Women in Kilambo, near Lukweti, attempt to flee nearby fighting in October 2009. The women were robbed by Congolese army soldiers who forced them to turn back.

© 2009 Human Rights Watch

After years of our advocacy on ending rape as a weapon of war, we were proud to see the Security Council vote to create a senior position dedicated to ending sexual violence in armed conflict.

The groundwork was laid in June 2008, when the Security Council passed a resolution identifying rape during war as a problem in need of special attention and resources. For the last two years, we worked to create a climate in which the United Nations would be compelled to act. We met repeatedly with Bush administration officials to persuade them to take leadership on this issue. We distributed press releases, disseminated The Greatest Silence, a powerful film on the subject, and supported women’s groups worldwide to exert pressure on the Security Council.
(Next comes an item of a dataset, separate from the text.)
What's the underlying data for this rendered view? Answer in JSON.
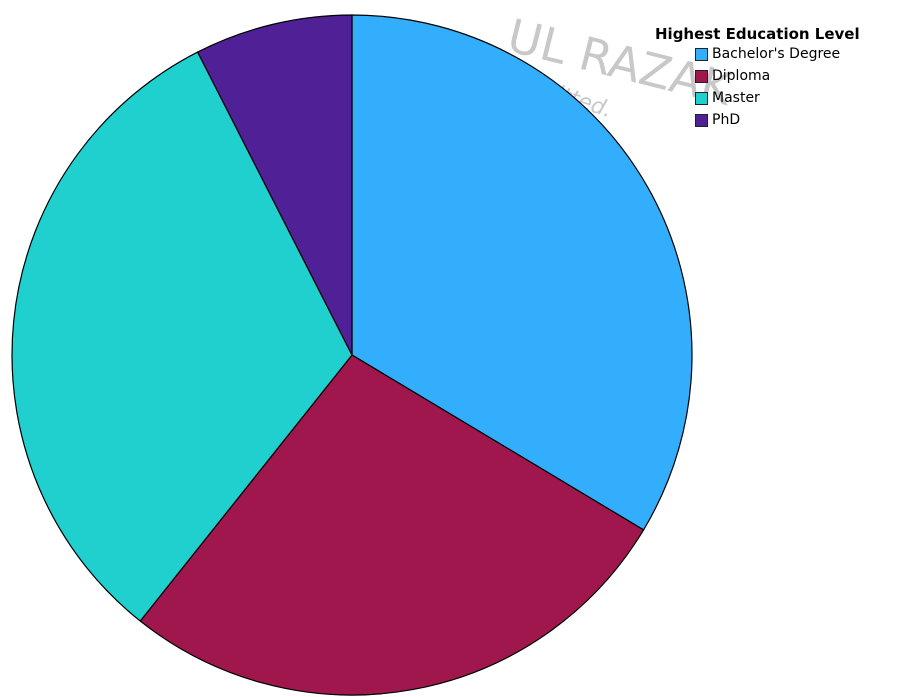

Following the June 2008 vote, we intensified pressure on Security Council members to stand behind their vow and commit resources to stopping sexual violence in war. In the end, no country wanted to be seen as not taking sexual violence seriously, and the Security Council passed Resolution 1888, which provides for the senior position dedicated to ending rape in war. The resolution marks a huge step forward in protecting women during wartime. We are now pressing the secretary-general to fill the post soon, by early 2010.